For those of us with Jewish mothers and grandmothers urging us to find a Nice Jewish Partner, a choice phrase to learn might be ‘Ma ha telefon shelakh?’- What’s your phone number? But there are many other words and phrases I’d suggest learning before you try to score some digits from a local. You can’t walk down the street in Israel without overhearing someone say sababa. Adopted from Arabic, ‘sababa’ is the Israeli slang counterpart to hakuna matata. It is used to mean anything from ‘cool’ or ‘totally,’ to ‘no worries’ to the expression of a state of enthusiasm or satisfaction. Similarly, you might hear someone say yofi or beseder, which mean ‘great’ and ‘fine/ok,’ respectively. Israelis also tend to be quite polite and hospitable, so you’ll want to practice your manners. Todah is the Hebrew word for ‘thank you’. It is both preceded by and met with bevakasha, which means both ‘please’ and ‘you’re welcome.’

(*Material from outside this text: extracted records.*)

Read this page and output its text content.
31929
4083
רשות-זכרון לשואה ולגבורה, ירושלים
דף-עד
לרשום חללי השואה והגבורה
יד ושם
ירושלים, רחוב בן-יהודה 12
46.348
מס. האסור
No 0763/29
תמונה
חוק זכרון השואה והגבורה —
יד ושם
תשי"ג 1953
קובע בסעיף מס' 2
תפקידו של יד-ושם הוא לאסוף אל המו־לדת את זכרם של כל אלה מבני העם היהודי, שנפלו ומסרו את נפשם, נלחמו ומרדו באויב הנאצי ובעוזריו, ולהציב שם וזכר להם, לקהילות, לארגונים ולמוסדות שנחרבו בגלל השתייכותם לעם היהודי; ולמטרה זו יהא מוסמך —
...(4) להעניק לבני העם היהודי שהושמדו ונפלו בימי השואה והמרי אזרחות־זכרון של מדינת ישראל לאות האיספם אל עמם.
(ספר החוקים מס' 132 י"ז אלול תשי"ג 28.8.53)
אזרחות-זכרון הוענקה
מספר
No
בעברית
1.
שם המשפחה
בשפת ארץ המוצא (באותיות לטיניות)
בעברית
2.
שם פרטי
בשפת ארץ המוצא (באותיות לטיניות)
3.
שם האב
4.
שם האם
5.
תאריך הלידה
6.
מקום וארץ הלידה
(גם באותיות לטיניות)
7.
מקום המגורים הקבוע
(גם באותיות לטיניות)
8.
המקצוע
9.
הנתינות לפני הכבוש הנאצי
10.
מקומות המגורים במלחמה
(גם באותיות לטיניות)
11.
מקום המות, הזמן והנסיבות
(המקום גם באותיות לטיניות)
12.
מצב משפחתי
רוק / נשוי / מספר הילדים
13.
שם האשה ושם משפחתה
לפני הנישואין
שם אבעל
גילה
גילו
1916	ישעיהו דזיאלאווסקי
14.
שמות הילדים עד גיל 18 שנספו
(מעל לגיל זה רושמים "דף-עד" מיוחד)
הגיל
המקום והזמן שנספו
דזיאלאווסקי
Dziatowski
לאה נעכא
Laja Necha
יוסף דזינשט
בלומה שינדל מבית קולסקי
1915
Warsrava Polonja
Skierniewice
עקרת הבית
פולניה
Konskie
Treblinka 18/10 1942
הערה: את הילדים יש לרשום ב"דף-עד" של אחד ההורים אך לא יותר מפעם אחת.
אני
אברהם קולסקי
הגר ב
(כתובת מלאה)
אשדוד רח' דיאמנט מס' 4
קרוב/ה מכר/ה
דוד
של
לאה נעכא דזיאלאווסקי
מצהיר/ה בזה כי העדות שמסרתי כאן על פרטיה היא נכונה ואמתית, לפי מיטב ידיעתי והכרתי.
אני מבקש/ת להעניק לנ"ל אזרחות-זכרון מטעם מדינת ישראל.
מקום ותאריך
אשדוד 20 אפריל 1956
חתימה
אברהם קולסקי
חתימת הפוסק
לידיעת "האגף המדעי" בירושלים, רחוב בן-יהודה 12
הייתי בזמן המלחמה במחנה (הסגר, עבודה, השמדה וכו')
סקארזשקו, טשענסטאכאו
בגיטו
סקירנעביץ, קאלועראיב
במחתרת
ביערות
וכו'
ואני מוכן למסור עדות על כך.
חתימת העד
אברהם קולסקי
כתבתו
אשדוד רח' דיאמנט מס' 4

There is often something lost when a language is translated to another. I’m happy I’ve found my way back to the one that has shaped a crucial part of my identity over the years.
When navigating the close quarters of the Shuk, a grand open-air market in the heart of Jerusalem, or the sometimes crowded aisles of public transport buses, you’ll also find that the word slikha comes in handy. Pronounced with that throaty Hebrew khaaa noise, slikha means ‘excuse me’ or ‘sorry.’
In addition to the basics, I highly recommend focusing on categories of vocabulary that one will likely encounter daily on one’s travels. No matter the country or the language, one should learn how to talk about food, travel/ directions, greetings, and numbers in the language one is attempting to learn.
Above all, Hebrew is a beautiful language. It connects Israelis, diaspora Jews, and non-Jews alike, whether through speaking ability, reading ability, or even just an enjoyment of listening to Hebrew without understanding it. For me, it’s incredibly powerful and an honor to finally learn the original language of the songs, prayers, and words I’ve grown up reciting. There is often something lost when a language is translated to another. I’m happy I’ve found my way back to the one that has shaped a crucial part of my identity over the years. That, and my bubbe keeps reminding me how important it is to learn Hebrew.